Reflections On Death, Dying & Living With Purpose
“May the God of hope fill you with all joy and peace as you trust in him, so that you may overflow with hope by the power of the Holy Spirit.” Romans 15:13 NIV
Today around 12 Noon is the 3-year anniversary of my mother’s death and my journey as a motherless child. As women, we can bury a child, a spouse, a father, and siblings but when we bury our mother’s the umbilical cord connecting us to another human being is severed. As I reflect on the death of my mother, I am faced with the reality that I’m walking towards my own death. I have more time behind me than I have in front of me. Each day and every breath is precious. So, what lessons am I learning as I visit the Motherless Child Earth Walk?
Lesson #1: You’ve Got To Take The Bitter With The Sweet: I could say that the past three years have been the worst of my life on one hand, but also the most rewarding. Do I mourn what I’ve lost? Or do I celebrate all that I’ve received? It’s the age-old question of seeing the glass half full or half empty. I’m struggling with mourning the loss of Doris, Minnie, Mat, and Grand-Mère, but I realize that the seeds of creativity that they planted in me are yielding abundant amounts of fruit.
In the three years since my mother’s crossing over, I’ve attended Penland School of Crafts three times for improvisational quilting with Luke Haynes, impressionistic hand embroidery with Katherine Diuguid, and a natural dye studio with Charllotte and Sophena Kwon from Maiwa. Standing on my dying mother’s prayers for me to share creating color with plants and stitching I’ve taught workshops at Indigenous Fashion Week Toronto, Otahpiaaki Fashion Week in Calgary, the Kainai Blackfoot Nation and the Nottoway Tribe of Virginia. I’ve received an art residency at Material Institute Fashion School in New Orleans.
Lesson #2: People Are Going to Criticize & Find Fault, So Don’t Take It Personal: Some looking at my situation especially my house would say that I’m failure instead of success. The house needs painting, the roof leaks and the inside looks like I’m a hoarder because I’m trying to sort through treasures and trash belonging to Doris and Minnie.
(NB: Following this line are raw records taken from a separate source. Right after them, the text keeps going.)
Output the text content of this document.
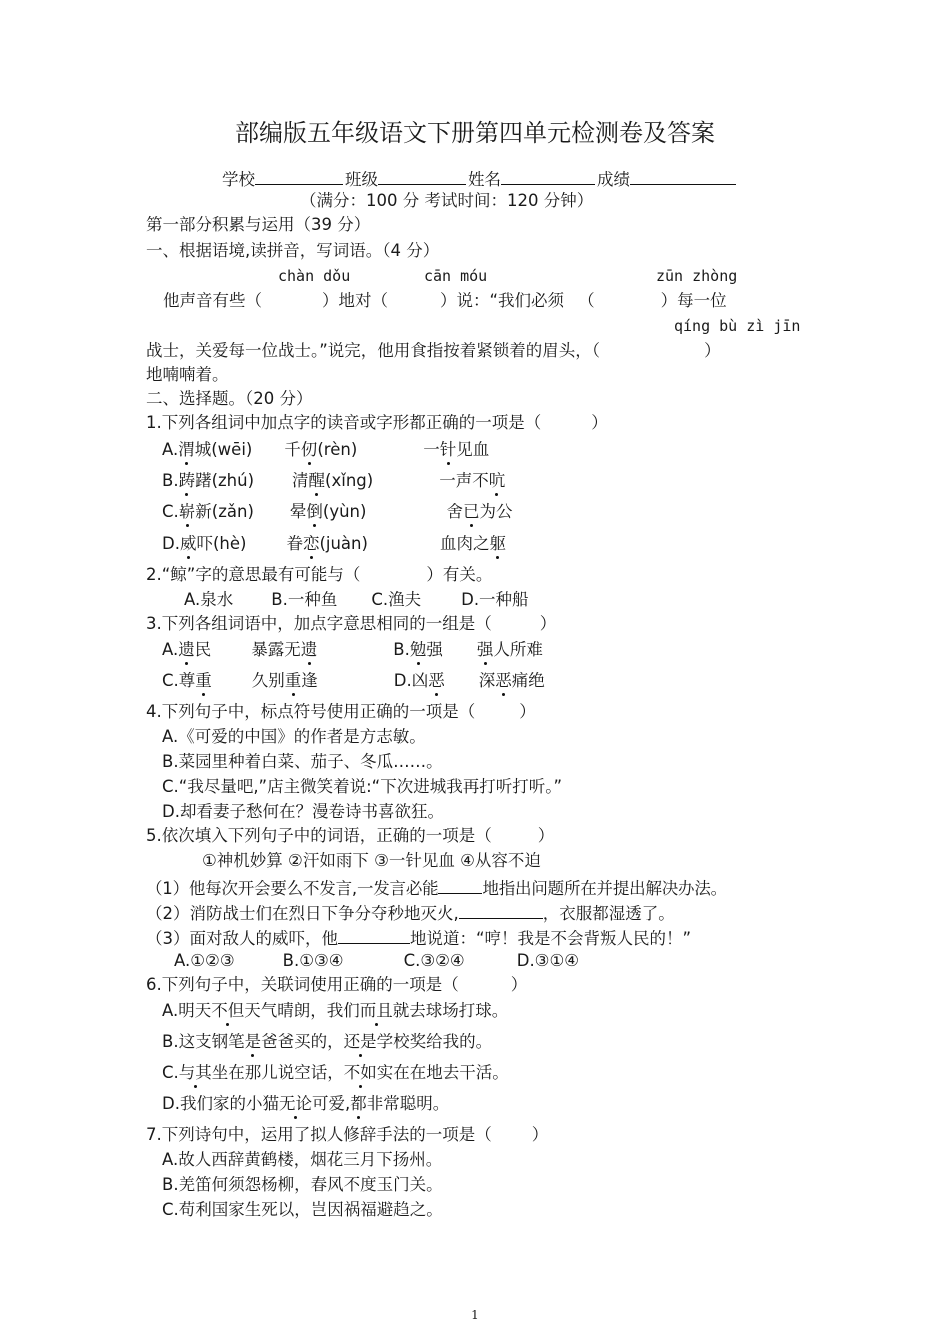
部编版五年级语文下册第四单元检测卷及答案
学校	班级	姓名	成绩
（满分：100 分 考试时间：120 分钟）
第一部分积累与运用（39 分）
一、根据语境,读拼音，写词语。（4 分）
chàn dǒu	cān móu	zūn zhòng
他声音有些（	）地对（	）说：“我们必须 （	）每一位
qíng bù zì jīn
战士，关爱每一位战士。”说完，他用食指按着紧锁着的眉头，（	）
地喃喃着。
二、选择题。（20 分）
1.下列各组词中加点字的读音或字形都正确的一项是（	）
A.渭城(wēi) 千仞(rèn)	一针见血
B.踌躇(zhú) 清醒(xǐng)	一声不吭
C.崭新(zǎn) 晕倒(yùn)	舍已为公
D.威吓(hè) 眷恋(juàn)	血肉之躯
2.“鲸”字的意思最有可能与（	）有关。
A.泉水 B.一种鱼 C.渔夫 D.一种船
3.下列各组词语中，加点字意思相同的一组是（	）
A.遗民 暴露无遗	B.勉强 强人所难
C.尊重 久别重逢	D.凶恶 深恶痛绝
4.下列句子中，标点符号使用正确的一项是（	）
A.《可爱的中国》的作者是方志敏。
B.菜园里种着白菜、茄子、冬瓜……。
C.“我尽量吧,”店主微笑着说:“下次进城我再打听打听。”
D.却看妻子愁何在？漫卷诗书喜欲狂。
5.依次填入下列句子中的词语，正确的一项是（	）
①神机妙算 ②汗如雨下 ③一针见血 ④从容不迫
（1）他每次开会要么不发言,一发言必能	地指出问题所在并提出解决办法。
（2）消防战士们在烈日下争分夺秒地灭火,	，衣服都湿透了。
（3）面对敌人的威吓，他	地说道：“哼！我是不会背叛人民的！”
A.①②③	B.①③④	C.③②④	D.③①④
6.下列句子中，关联词使用正确的一项是（	）
A.明天不但天气晴朗，我们而且就去球场打球。
B.这支钢笔是爸爸买的，还是学校奖给我的。
C.与其坐在那儿说空话，不如实在在地去干活。
D.我们家的小猫无论可爱,都非常聪明。
7.下列诗句中，运用了拟人修辞手法的一项是（ ）
A.故人西辞黄鹤楼，烟花三月下扬州。
B.羌笛何须怨杨柳，春风不度玉门关。
C.苟利国家生死以，岂因祸福避趋之。
1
They nick pick and criticize what I do, how I do it and what I don’t do. They judge me without knowing or considering all the facts. In the last three years, criticism has reached the point of becoming vicious and vindictive.
I’m learning how to walk away, even if it hurts, as it did with being an auction volunteer at Penland or participating with my high school graduating class. If I can’t be part of the solution, then I refuse to be part of the problem. Life is short and fragile for all of us, and I make a conscious effort every day not to participate in another person’s drama. I don’t want to talk about people behind their backs, find fault and criticize others. I believe with all my heart that if I put energy into finding fault in someone else, then I’m missing those that I can see in the mirror. Negative energy makes more negative energy because it feeds on itself. It destroys creativity!
Lesson #3: Art Heals! Creativity Helps Us Turn Life Into A Smile: We all have setbacks, we all have failures and disappointments, it’s part of life. How we choose to deal with our brokenness is on us. A song shared by women in my family says, “You Don’t Know What Love Is Until You Know The Meaning Of The Blues.” It’s a hard fact of life that every human being will experience. However, when we stop creating something from nothing with our hands, our hearts become hardened and our tongues become sharp. Every day we have a choice on what we want to create. Do I want to create hope, joy, unity, love, and peace? Or do I want to create mayhem, confusion, conflict, violence, and resentment? The choice is ours and what we create in our mind manifests in our hands and in our lives.
So, on this 3rd anniversary of my mother’s final journey, I celebrate her life by honoring the life lessons her crossing over is teaching me. I acknowledge my tears, my broken heart, my feelings of being alone, my loss of connection to people in my mother’s family who choose not to associate with me. I can’t change another person, but I can dig deep and change myself.